Image: Marina Hobbs/Pixabay
Pendant la période du Grand Confinement, marquée par une diminution de la présence humaine, les animaux se sont déplacés beaucoup plus que d’habitude.
Des couguars qui s’aventuraient dans les zones urbaines de Santa Cruz, en Californie, ou des troupeaux de chèvres déambulant dans les rues désertes d’une ville côtière du Royaume-Uni ont fait les manchettes au printemps 2020. Ces comportements inhabituels chez les animaux ont suscité un vif intérêt, y compris chez les scientifiques.
Le confinement des premiers mois de la pandémie a constitué un terrain d’observation mondial pour étudier l’impact de la présence humaine sur le comportement animal. « Ces changements de comportements observés chez les animaux pendant le confinement sont-ils anecdotiques, ou réellement significatifs? » s’est demandé Aafke Schipper, professeure associée en science environnementale à l’Université Radboud de Nimègue, aux Pays-Bas. Elle a étroitement collaboré avec sa collègue Marlee Tucker, autrice principale d’une vaste étude sur le comportement animal publiée en juin dans Science. Au total, près de 175 scientifiques y ont contribué.
À travers le monde, différentes équipes étudient les déplacements à l’aide de systèmes de localisation GPS placés sur les animaux. Ces données sont rassemblées dans des bases de données comme Movebank et EUROMAMMALS. Typiquement, le déplacement des animaux est influencé par le mouvement des humains (les voitures, par exemple) et les infrastructures (les routes, entre autres).

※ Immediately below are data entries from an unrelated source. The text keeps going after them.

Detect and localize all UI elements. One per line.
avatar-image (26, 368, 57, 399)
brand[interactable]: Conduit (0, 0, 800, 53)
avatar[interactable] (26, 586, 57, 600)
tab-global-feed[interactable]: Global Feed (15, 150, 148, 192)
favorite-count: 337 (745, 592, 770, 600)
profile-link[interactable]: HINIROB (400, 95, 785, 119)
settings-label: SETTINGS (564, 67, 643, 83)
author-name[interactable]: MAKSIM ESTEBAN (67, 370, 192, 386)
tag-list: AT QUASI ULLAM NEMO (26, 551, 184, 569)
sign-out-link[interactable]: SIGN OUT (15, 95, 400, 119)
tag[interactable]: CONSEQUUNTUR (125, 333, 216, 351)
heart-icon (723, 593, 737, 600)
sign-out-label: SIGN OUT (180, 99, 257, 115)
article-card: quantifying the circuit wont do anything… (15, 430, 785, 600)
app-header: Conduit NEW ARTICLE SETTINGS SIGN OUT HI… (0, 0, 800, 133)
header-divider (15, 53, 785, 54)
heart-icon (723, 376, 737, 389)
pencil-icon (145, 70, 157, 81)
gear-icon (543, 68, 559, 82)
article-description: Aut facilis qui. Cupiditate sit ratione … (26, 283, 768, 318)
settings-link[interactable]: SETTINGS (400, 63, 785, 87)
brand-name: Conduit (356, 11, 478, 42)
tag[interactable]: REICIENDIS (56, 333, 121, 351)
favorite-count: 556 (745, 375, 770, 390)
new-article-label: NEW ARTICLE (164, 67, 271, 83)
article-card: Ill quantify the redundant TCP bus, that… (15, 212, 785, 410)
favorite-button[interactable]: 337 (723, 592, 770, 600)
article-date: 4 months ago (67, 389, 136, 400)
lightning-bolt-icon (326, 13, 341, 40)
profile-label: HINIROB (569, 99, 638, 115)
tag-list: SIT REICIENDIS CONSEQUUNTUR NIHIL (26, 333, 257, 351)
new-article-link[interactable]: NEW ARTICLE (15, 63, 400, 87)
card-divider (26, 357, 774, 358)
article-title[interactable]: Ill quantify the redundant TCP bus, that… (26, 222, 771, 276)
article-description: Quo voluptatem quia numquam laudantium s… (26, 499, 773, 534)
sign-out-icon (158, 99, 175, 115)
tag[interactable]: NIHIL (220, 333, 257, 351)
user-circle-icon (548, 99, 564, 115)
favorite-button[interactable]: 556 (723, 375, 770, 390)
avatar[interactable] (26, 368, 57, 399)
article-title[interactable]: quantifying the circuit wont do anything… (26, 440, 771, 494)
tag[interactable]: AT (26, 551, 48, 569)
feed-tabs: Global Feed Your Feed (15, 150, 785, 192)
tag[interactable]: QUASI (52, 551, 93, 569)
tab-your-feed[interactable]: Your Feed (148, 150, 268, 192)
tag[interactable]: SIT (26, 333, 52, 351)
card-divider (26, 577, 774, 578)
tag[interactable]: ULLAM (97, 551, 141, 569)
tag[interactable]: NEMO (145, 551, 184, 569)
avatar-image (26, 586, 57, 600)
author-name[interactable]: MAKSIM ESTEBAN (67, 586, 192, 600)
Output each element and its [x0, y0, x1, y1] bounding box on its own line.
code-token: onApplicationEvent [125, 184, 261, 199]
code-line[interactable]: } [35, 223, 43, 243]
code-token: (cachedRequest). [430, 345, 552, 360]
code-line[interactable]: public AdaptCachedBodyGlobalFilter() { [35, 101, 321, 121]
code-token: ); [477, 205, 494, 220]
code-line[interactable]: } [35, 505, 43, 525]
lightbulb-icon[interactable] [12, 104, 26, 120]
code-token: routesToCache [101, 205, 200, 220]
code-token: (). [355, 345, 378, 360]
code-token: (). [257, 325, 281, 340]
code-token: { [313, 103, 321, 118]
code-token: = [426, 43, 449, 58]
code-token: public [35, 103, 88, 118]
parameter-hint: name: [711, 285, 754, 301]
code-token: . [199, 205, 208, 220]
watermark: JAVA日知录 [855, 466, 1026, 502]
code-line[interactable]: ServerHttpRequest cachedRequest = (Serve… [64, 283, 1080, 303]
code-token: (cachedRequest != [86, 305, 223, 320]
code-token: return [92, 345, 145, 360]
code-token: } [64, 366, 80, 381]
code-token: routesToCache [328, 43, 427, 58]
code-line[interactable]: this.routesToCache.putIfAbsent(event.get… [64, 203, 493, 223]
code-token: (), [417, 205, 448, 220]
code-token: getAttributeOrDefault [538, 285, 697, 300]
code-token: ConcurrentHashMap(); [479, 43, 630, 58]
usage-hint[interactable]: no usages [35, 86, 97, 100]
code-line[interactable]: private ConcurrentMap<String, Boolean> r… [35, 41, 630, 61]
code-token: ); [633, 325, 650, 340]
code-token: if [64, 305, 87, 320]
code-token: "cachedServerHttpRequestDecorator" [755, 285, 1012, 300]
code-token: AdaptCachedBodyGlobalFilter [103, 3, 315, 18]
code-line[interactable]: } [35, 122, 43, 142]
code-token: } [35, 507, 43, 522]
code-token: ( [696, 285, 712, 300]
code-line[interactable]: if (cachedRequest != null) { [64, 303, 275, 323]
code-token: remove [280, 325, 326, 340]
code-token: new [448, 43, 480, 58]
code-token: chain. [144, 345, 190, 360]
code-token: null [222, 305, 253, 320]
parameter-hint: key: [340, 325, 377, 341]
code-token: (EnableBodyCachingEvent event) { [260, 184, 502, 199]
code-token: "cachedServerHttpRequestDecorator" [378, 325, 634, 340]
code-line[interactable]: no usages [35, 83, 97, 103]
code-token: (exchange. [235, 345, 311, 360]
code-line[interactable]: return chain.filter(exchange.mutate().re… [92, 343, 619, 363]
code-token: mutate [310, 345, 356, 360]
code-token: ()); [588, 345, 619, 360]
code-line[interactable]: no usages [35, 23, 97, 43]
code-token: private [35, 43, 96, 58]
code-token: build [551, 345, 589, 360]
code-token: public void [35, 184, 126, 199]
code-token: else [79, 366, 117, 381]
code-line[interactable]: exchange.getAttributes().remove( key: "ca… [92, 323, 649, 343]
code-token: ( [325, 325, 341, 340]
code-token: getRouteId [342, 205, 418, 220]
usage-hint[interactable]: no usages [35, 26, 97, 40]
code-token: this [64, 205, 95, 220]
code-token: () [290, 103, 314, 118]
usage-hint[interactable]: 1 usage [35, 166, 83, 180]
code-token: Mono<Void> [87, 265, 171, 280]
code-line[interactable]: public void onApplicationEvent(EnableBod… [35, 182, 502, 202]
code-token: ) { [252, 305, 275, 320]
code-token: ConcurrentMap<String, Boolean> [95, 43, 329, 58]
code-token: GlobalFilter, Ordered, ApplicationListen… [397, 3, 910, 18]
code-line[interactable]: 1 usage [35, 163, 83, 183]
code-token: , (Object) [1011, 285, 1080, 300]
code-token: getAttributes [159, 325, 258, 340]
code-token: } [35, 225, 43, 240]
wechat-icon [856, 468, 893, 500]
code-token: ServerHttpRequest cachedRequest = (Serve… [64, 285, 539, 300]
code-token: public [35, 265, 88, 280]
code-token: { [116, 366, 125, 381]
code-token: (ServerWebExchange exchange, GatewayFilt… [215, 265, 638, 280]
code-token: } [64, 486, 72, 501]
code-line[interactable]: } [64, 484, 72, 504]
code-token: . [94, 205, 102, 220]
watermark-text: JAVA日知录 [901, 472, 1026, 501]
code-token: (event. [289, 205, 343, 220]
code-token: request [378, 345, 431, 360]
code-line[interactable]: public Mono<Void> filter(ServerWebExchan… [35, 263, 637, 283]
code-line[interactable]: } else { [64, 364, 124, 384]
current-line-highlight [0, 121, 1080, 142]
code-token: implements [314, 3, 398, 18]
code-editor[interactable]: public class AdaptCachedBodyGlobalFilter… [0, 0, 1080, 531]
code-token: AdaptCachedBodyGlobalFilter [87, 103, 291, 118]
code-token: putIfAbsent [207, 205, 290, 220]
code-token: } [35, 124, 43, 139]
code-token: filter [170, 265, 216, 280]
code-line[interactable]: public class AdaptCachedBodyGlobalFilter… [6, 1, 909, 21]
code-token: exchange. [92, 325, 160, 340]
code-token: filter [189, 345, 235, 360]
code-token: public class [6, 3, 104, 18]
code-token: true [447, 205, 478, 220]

L’équipe dirigée par Marlee Tucker a ainsi examiné les données GPS des bases de données ainsi que de celles fournies par des collaborateurs et collaboratrices. En tout, les scientifiques ont pu analyser les déplacements de 2 300 grands mammifères terrestres (éléphants, girafes, ours, cerfs…), appartenant à 43 espèces différentes, avant et pendant le confinement.
« Nous avons constaté que là où le confinement était plus strict, et les gens moins autorisés à sortir de chez eux, les animaux parcouraient de plus longues distances », note Aafke Schipper. Les mammifères ont ainsi commencé à explorer de nouveaux territoires qui étaient habituellement en présence d’humains.
« Nous avons aussi observé que les animaux se rapprochaient des routes, en particulier dans les zones densément peuplées », mentionne la chercheuse. En comparant les données avant et pendant le confinement, elle a été surprise de voir que les animaux étaient moins craintifs. « Les résultats de notre analyse suggèrent que les animaux présentaient moins de comportements d’évitement ou qu’ils étaient moins enclins à fuir », ajoute-t-elle.
Suivre une infime partie des animaux
L’étude publiée dans Science se concentre sur une petite portion des mammifères et les résultats ne peuvent pas être généralisées à toutes les espèces animales. Les scientifiques sont conscients de n’avoir accès qu’à un mince inventaire, celui des animaux qui sont en général les plus observés.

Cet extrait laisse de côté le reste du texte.